Они стали особенно частыми и интересными в макаронической поэзии на рубеже XV и XVI вв. Ольшки исключает из комплекса антитрадиционализма пародии, в которых не только высмеивается ученая латынь, но также пародируется и искажается литературная речь в целом. Сюда относятся известные макаронические поэмы Фоленго. "Ни эпос Фоленго, ни посвященные пьянству, обжорству и разврату поэмы его предшественников не были выражением враждебности к латыни и привязанности к родному языку" 3.
Соответственно образ педанта в макаронической поэзии не является мишенью для ударов антитрадиционализма. Иное дело - поэзия Руццанте с четким общественным прицелом.
У Бруно есть характеристики действительно собирательного образа ученого-педанта и есть филиппики против педантов, обязанные стилевым особенностям диалогов, полемическому задору, личным антипатиям. Ольшки выносит эти филиппики за пределы того, что внесено Бруно в науку и культуру следующего периода. Но все дело в том, что "пародирование, превратившееся в самоцель", сохранило свою литературно-историческую функцию. Оно осталось в рамках "карнавальной" стихии в целом. Историческое чутье M. M. Бахтина и его концепция позволяют в данном случае точнее понять действительный смысл издевательства над педантами у Бруно.
Ольшки рассматривает комедию Бруно "Подсвечник". В ней ученый-педант Манфурио оказывается жертвой шайки, которая его грабит, избивает, подвергает непрерывным мучениям, пользуясь самодовольной глупостью жертвы.
"Но ученому, - говорит Ольшки, - в комедии не противопоставлены, как у Руццанте и у прочих авторов комедий, природный разум, буржуазный рассудок, народное остроумие; ему противопоставлены самые низкие страсти черни большого города, утонченная хитрость опытных преступников. Раздражение и отвращение, необузданная жажда свободы и бурный темперамент исковеркали традиционные мотивы и типы комедии, превратив их в отвратительные карикатуры. Манфурио и его {192} приключения представляют поэтому выражение настроений и страстей, волновавших философа в начале его писательской деятельности, а не истинные символы духовного состояния и культурных потребностей широких масс" 4.
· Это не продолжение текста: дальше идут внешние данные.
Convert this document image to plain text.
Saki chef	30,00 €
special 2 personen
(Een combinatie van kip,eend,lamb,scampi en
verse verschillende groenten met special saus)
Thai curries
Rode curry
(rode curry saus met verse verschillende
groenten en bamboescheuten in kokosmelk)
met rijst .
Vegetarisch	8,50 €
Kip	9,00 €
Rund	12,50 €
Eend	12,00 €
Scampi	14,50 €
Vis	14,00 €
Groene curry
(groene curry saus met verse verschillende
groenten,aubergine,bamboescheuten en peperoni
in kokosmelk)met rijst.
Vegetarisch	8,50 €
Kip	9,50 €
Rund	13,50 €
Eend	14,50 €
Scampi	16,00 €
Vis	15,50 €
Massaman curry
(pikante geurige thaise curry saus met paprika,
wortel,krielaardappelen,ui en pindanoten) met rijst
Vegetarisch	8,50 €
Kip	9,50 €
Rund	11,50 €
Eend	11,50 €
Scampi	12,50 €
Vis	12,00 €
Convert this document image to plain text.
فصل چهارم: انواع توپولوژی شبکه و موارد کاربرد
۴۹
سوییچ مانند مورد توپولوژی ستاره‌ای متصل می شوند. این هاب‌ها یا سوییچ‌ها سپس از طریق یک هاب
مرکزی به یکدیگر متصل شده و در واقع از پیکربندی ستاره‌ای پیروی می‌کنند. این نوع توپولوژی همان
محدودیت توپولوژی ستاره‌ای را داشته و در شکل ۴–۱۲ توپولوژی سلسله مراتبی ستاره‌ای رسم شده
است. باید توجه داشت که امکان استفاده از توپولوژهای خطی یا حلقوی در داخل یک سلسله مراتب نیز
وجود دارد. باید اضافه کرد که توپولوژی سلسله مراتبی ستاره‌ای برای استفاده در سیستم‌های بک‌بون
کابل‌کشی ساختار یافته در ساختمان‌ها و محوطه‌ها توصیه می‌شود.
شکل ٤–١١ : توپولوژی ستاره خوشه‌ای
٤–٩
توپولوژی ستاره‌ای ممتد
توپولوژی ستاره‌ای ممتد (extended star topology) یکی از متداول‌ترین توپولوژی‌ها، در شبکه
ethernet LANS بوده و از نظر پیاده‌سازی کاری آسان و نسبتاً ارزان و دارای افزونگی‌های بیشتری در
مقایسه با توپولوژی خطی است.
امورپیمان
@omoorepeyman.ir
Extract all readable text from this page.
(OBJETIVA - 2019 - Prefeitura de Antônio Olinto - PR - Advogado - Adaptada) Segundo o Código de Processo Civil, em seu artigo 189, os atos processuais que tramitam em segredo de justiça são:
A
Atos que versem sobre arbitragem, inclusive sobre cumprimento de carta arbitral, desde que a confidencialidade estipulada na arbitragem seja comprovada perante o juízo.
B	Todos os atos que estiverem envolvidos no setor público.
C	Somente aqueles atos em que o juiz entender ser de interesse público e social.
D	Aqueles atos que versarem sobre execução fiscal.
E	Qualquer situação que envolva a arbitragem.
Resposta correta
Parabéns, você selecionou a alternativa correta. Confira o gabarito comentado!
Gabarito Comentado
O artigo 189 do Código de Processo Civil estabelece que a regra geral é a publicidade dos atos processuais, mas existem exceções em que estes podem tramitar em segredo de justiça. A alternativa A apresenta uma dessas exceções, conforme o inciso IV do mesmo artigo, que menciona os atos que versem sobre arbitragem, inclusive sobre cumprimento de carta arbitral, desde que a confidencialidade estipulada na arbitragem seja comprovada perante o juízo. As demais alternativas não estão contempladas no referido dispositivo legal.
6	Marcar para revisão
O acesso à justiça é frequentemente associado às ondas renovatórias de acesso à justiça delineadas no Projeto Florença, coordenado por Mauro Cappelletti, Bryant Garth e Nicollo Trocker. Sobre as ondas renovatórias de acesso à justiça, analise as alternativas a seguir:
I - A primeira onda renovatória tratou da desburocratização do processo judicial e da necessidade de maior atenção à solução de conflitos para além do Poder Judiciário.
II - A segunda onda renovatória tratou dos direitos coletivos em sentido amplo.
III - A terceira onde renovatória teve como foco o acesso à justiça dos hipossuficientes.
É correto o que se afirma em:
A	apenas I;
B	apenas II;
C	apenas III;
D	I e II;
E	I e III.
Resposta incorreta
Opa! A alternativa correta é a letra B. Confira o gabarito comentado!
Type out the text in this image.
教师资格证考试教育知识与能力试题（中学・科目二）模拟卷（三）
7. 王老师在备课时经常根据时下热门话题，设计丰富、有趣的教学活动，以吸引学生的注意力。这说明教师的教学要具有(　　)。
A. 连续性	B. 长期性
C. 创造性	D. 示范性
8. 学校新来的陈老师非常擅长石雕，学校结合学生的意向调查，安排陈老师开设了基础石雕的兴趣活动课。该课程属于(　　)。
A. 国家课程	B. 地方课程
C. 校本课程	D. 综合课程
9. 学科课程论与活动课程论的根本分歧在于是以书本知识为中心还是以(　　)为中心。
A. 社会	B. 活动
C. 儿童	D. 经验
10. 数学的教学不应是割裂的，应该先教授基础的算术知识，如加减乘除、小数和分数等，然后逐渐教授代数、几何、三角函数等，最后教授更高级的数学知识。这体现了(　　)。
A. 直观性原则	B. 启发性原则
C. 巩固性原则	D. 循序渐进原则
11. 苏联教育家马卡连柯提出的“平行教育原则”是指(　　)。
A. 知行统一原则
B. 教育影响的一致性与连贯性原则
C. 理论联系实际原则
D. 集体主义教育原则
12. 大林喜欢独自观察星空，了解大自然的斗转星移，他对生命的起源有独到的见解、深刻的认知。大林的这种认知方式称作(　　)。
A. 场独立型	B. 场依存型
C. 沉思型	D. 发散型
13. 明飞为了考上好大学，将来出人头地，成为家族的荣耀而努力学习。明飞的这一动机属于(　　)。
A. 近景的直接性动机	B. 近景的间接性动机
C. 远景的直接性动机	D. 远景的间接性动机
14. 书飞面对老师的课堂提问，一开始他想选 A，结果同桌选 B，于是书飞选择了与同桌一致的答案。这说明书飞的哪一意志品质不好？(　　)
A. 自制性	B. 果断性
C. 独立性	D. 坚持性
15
"Настроения и страсти, волновавшие философа в начале его писательской деятельности", противостоят "истинным символам духовного состояния".
Первые принадлежат биографии Бруно, вторые - истории человеческой мысли. Но это противопоставление падает, если подойти к комедии Бруно и к фигуре Манфурио со стороны "карнавальной традиции". Злоключения Манфурио очень созвучны несчастьям, обрушивающимся на аналогичных героев народных комедий, и многократным избиениям агеластов в романе Рабле.
Эти злоключения - тоже "символы духовного состояния и культурных потребностей широких масс". Но только более общие символы общих культурных потребностей. Перед нами непосредственно связанное с внутренней, неявной тенденцией карнавального глумления над агеластами противопоставление авторитарной культуры, "серьезной", надутой, угрюмой и статичной, с одной стороны, смеховой, разрушающей авторитарно-традиционное мышление, новой культуре, рационалистической по своим скрытым пока устремлениям - с другой.
Узкое противопоставление педанта-латиниста представителям повой науки и более широкое противопоставление авторитарно-канонического и рационалистического строя мысли слились в творчестве Галилея. Здесь представителями рационализма и канонизированной мысли становятся ученые с определенными физическими и космологическими взглядами.
Им не нужен язык символов, не нужна гротесковая гиперболизация, не нужна символически-персонифицирующая дискредитация противоположных взглядов. В "Диалоге" Галилея Сальвиати и Оагредо побивают Симпличио не метафорами и не символически-персонифицирующим глумлением, а мысленными экспериментами. Сам Симпличио - наследник карикатурных педантов XVI в., но облагороженный, иногда наивный, всегда толерантный и в сущности весьма обаятельный. Облагороженный, смягченный и "рационализированный" намек на былые злоключения педанта - отлив, который задержал Симпличио, когда перипатетик {193} стремился во дворец Сагредо5.
Комический символ здесь уже не персонифицирован, смешное состоит в том, что Симпличио задержало явление, которое, по мнению Галилея, опрокидывает его взгляды. Конечно, тонкая и лояльная усмешка Галилея связана со стилем его произведений и стилем его мышления. Но она связана и с новой культурно-исторической задачей. Рационалистическое мышление обрело свой собственный - механико-геометрический - язык и свой собственный метод научного доказательства. Конечно, не сразу: аргументы Галилея адресуются не только разуму, но и чувству; психологический подтекст "Диалога" и "Бесед" бесспорен. Но это уже подтекст. У Бруно, напротив, логическая схема была подтекстом.